I can only imagine what my face looked like.  I could only see her smile and wide eyes and, sitting to the left of her, my dad's mouth drop fully open.  It felt like my heart had just been squeezed with an iron fist and that I had ice cubes in my stomach.  I looked straight at her and said (warning, I know this may be politically incorrect but I was taken so off-guard that it just came out), "are you fucking retarded?"  She looked so shocked and then I quietly said, "it's not happening," and she started tearing up.  I look back and feel awful for that reaction but I was so shocked.  R, I am very sorry.  J, I am sorry too for saying that in front of your and S's boys!  I assumed you knew because your dad and the rest of the family knew.  I hope my dad's ribbing of R being the instant party killer made up for my sullen mood.  I love you both and was so excited to send his photo to you when I first got it!

Home was supposed to be a healing trip.  I don't know if I healed... I don't know if healing is even the right term for what I need.  I didn't get angry at home (I was able to avoid those moronic parents that don't deserve kids and surround myself with friends and family and their wonderful growing households) and I didn't feel obligated to pretend I was OK - which is so refreshing and freeing.  I got to see all my grandparents and people whom I hadn't planned on seeing until the summer.  I had a very low-key new years and caught up on sleep (if such a thing is even possible).
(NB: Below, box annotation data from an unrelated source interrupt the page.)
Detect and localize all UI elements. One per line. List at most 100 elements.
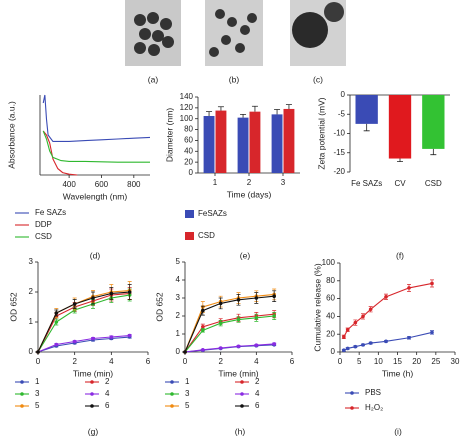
x-tick-label: 4 — [254, 357, 259, 366]
y-tick-label: 20 — [326, 329, 335, 338]
point — [54, 320, 59, 324]
y-tick-label: 1 — [176, 329, 181, 338]
legend-label: 6 — [105, 401, 110, 410]
legend-label: PBS — [365, 388, 381, 397]
y-axis-title: OD 652 — [8, 292, 18, 322]
point — [384, 339, 388, 344]
y-tick-label: 40 — [326, 312, 335, 321]
x-axis-title: Time (h) — [382, 368, 413, 378]
point — [36, 350, 40, 354]
point — [353, 344, 358, 349]
point — [236, 344, 241, 349]
y-tick-label: 80 — [326, 276, 335, 285]
y-axis-title: OD 652 — [154, 292, 164, 322]
x-tick-label: CV — [394, 179, 406, 188]
y-tick-label: 0 — [331, 347, 336, 356]
legend-marker — [90, 392, 94, 396]
point — [430, 281, 434, 286]
legend-label: CSD — [198, 231, 215, 240]
point — [72, 339, 77, 344]
point — [54, 311, 59, 315]
y-tick-label: 5 — [176, 257, 181, 266]
tem-image — [125, 0, 181, 66]
legend-marker — [170, 380, 174, 384]
x-axis-title: Wavelength (nm) — [63, 191, 128, 201]
error-bar — [397, 158, 403, 163]
y-tick-label: 0 — [341, 90, 346, 99]
line — [184, 315, 275, 353]
point — [236, 298, 241, 302]
legend-swatch — [185, 210, 194, 218]
y-axis-title: Zeta potential (mV) — [316, 97, 326, 169]
legend-label: 5 — [185, 401, 190, 410]
panel-label: (b) — [229, 74, 240, 84]
bar — [215, 110, 227, 173]
y-tick-label: 100 — [322, 258, 336, 267]
legend-marker — [240, 404, 244, 408]
x-tick-label: 2 — [247, 178, 252, 187]
x-tick-label: 0 — [36, 357, 41, 366]
legend-label: 6 — [255, 401, 260, 410]
y-tick-label: 3 — [29, 257, 34, 266]
y-tick-label: 120 — [180, 103, 194, 112]
x-tick-label: 10 — [374, 357, 383, 366]
x-tick-label: 20 — [412, 357, 421, 366]
point — [109, 335, 114, 339]
point — [236, 317, 241, 322]
y-tick-label: -5 — [338, 109, 346, 118]
legend-label: 3 — [35, 389, 40, 398]
x-tick-label: 800 — [127, 180, 141, 189]
y-tick-label: 20 — [184, 157, 193, 166]
point — [127, 333, 132, 338]
y-tick-label: 2 — [176, 311, 181, 320]
panel-label: (c) — [313, 74, 323, 84]
x-tick-label: 400 — [62, 180, 76, 189]
legend-marker — [240, 392, 244, 396]
legend-marker — [90, 404, 94, 408]
y-tick-label: 4 — [176, 275, 181, 284]
error-bar — [274, 109, 281, 115]
y-tick-label: -20 — [333, 167, 345, 176]
point — [342, 335, 346, 339]
y-tick-label: -15 — [333, 148, 345, 157]
point — [254, 316, 259, 320]
y-tick-label: 2 — [29, 287, 34, 296]
x-axis-title: Time (min) — [73, 368, 113, 378]
legend-marker — [350, 406, 354, 410]
legend-label: 5 — [35, 401, 40, 410]
point — [91, 296, 95, 300]
point — [201, 328, 205, 333]
legend-marker — [90, 380, 94, 384]
line — [37, 334, 130, 353]
point — [430, 330, 434, 335]
y-tick-label: -10 — [333, 129, 345, 138]
legend-label: CSD — [35, 232, 52, 241]
legend-label: 2 — [105, 377, 110, 386]
x-tick-label: 2 — [218, 357, 223, 366]
panel-label: (d) — [90, 250, 101, 260]
y-tick-label: 0 — [189, 168, 194, 177]
line — [184, 313, 275, 353]
line — [184, 293, 275, 353]
y-axis-title: Cumulative release (%) — [312, 263, 322, 352]
y-tick-label: 3 — [176, 293, 181, 302]
legend-label: FeSAZs — [198, 209, 227, 218]
point — [368, 307, 373, 312]
point — [127, 290, 132, 294]
legend-label: DDP — [35, 220, 52, 229]
line — [42, 130, 150, 163]
bar — [203, 116, 215, 173]
point — [254, 343, 259, 347]
point — [272, 314, 276, 318]
x-tick-label: 6 — [290, 357, 295, 366]
error-bar — [240, 113, 247, 118]
point — [272, 294, 276, 299]
error-bar — [217, 106, 224, 111]
x-axis-title: Time (days) — [227, 189, 272, 199]
point — [342, 348, 346, 353]
legend-marker — [20, 404, 24, 408]
y-tick-label: 1 — [29, 317, 34, 326]
x-tick-label: 3 — [281, 178, 286, 187]
legend-label: H₂O₂ — [365, 403, 383, 412]
x-tick-label: 600 — [95, 180, 109, 189]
It was wonderful to be back with Mike and discuss how I feel.  I really need to be honest about how much this has affected me so that he understands any mood swings and I don't go crazy or get depressed (me with an already diagnosed mood disorder doesn't need anymore fuel to prevent me from getting a kid).

I had a lovely visit from cousin T here too.  We almost made it without crying with each other.  It was the last night when we were going to bed that she asked me if I could have had that offer taken away so that it never happened would I want that.  Honestly?  I don't know.  I said, 'yes,' to T because it hurts so much that this was the closest I've ever been to being a mother and it was only a single photograph.  She then said she didn't believe me since I am still holding onto the photograph and a few other mementos.  I never thought of it that way.  I hid the last remaining photo and put a piece of art into a drawer so that I wouldn't have to look at it; I couldn't stand the thought of putting his chestnut eyes and pouty face into the garbage.  I still don't know what I think of my answer to that.  It has just really jaded the thought of the next proposal.

I think I keep freaking people out with my outbursts at work... it's just atrocious to see people bring their kids in to use/teach them how to steal... I mean, c'mon Karma!  I deserve to be a mum, not those d-bags!